Monthly Outlook: August 2023

Markets continue to trend higher, and portfolios are growing. For all the nervous talk about interest rates, recession, inflation, and other risks, the markets just don’t seem to listen or care. The Magnificent Seven big technology companies certainly sparked the initial excitement earlier this year, but the optimism has spread to other markets and now almost every market and sector is moving higher. This summer, the trend is our friend and we’re fully invested to capture the available growth.

It’s a good time to remember that the market is not the economy. And we invest in the market, which can, and often does, act in counterintuitive ways to the fundamentals and economic data. Yes, the Fed has raised interest rates from 0% to 5.25% over the past year and that should slow the economy. Yes, inflation is still too high at 4% to 5%, depending on which indicator you use, and that’s a long way from the Fed’s 2% target. Yes, unemployment bottomed out at 3.4% this spring and is creeping higher at 3.6% today. The list goes on. But markets trade on investors’ expectations about the future, about 12 months out. So, this year’s uptrends across markets suggests that the economy is going to be better, not worse.

S&P500 Earnings

Let’s look at the earnings of the S&P500 companies. After all, investors in stocks ultimately are buying the earnings and dividend stream of the company’s stock they’re buying. Over the very long run, a stock’s price should move higher in relationship to how the company’s earnings grow.

Analysts often talk about the S&P500 index as if it was one stock that represents the overall U.S. stock market. The price of the S&P500 index is $4,589/share.  The earnings of the S&P500 index peaked at $198/share in March 2022. With the economic slowdown last year, earnings fell to $173/share by December 2022, down 12%. And you might remember that the S&P500 index fell by 20% last year. That makes sense, right? Earnings were down, so stock prices went down. Next, let’s look at stock prices and earnings for this year. We’re halfway through 2023, and earnings are still flat, at about $178/share. Yet, prices have rebounded 20% this year. Why would prices be up 20% when earnings are only up 2%?

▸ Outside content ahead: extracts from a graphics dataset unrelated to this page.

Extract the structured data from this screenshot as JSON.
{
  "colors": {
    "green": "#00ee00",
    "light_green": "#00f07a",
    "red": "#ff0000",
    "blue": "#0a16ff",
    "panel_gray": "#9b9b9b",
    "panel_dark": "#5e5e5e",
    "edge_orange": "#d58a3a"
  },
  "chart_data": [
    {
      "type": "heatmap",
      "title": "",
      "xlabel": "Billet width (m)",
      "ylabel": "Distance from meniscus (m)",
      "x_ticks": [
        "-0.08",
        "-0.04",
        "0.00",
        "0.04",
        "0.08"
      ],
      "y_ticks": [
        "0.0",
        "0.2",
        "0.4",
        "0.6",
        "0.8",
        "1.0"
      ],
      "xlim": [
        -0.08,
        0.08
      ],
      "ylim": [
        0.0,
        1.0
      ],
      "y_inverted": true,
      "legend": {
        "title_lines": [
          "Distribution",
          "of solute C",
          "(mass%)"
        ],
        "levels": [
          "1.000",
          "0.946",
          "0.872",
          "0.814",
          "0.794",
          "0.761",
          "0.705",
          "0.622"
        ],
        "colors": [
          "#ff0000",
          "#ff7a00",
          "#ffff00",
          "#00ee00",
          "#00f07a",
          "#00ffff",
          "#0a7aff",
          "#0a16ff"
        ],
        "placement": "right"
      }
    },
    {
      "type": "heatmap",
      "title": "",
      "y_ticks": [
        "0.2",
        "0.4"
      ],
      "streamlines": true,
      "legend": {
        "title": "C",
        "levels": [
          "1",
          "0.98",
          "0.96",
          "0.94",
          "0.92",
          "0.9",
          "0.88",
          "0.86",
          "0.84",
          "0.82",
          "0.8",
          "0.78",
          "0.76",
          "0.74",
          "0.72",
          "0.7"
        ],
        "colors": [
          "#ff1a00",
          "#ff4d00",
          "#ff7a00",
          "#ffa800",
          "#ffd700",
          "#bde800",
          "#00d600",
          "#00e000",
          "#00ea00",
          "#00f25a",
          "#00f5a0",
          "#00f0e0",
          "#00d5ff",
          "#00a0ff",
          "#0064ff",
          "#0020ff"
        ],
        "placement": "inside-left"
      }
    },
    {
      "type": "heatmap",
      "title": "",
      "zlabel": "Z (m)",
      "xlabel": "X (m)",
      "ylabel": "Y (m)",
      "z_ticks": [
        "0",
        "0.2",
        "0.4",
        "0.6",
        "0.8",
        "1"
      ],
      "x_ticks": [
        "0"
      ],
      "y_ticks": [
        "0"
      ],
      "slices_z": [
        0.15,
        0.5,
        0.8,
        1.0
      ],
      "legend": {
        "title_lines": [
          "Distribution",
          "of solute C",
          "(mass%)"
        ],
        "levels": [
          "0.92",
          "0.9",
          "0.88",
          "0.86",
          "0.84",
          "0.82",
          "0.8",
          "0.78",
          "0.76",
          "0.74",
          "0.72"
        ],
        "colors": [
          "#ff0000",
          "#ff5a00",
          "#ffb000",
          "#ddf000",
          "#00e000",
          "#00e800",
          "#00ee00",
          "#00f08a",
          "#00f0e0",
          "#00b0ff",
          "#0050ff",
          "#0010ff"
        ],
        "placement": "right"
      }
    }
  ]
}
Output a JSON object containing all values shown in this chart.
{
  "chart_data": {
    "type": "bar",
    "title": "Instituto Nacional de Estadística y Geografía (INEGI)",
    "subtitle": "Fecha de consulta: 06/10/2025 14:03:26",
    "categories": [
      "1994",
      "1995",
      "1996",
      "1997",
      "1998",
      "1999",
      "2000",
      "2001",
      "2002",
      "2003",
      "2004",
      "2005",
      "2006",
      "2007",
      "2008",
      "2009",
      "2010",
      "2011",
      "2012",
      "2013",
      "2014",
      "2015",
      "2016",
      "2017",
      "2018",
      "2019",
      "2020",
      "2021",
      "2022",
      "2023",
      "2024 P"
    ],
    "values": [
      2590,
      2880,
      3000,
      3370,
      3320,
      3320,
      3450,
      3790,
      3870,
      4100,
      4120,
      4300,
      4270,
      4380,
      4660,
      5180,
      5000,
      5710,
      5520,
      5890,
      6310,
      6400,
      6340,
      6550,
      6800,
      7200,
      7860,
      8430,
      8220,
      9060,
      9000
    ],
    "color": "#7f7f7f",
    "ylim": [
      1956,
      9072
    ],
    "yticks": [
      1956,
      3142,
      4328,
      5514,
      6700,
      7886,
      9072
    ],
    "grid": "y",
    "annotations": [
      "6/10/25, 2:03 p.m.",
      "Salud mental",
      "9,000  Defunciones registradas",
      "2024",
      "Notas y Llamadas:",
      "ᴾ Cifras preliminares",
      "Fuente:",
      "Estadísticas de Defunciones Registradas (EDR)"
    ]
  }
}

The answer takes us back to the concept that stocks trade on expectations, not today’s realities. Analysts (collectively) forecast that S&P500 earnings will be $197/share by the end of 2023, and will continue to expand to $221/share by the end of 2024. That’s right, they expect 24% higher earnings 18 months from now, which partially explains why stock prices are already 20% higher this year. Whether you or I believe that is possible or realistic is moot. “The market” decides the price and we just get to decide what to do about it. Ryan Investments’ strategy is to invest with the prevailing price trend, and stay invested as long as the trend is up.

No Need to Guess

All day long, competing analysts and pundits argue about whether S&P500 earnings will grow 24% by next year. They argue whether the Fed will raise rates again, whether inflation will recede, whether we’ll avoid a recession, and so on. No one can really know in advance, so they argue/debate, and they guess.

We think there’s a better way. Price, assuming a fair and open market, always represents the collective thinking of all participants. Is that house really worth $15 million? If it sold for that, then apparently it is. Is that airfare really worth $1,500? If the plane is full, then apparently it is. It’s the same with stocks and bonds. As long as the price remains above its moving average price trendline, then we define that market as uptrending. It’s just math, and we can measure the price and price trendline every day. We can visualize it using charts.

Today, nearly every market is trending higher and that’s our signal to remain fully invested. When, not really if, any market turns down below its constantly moving trendline, we’ll sell and protect our gains. We don’t have to believe S&P500 earnings will grow 24%, or not. We don’t have to predict a recession, or not. We’ll just follow the trends and invest accordingly.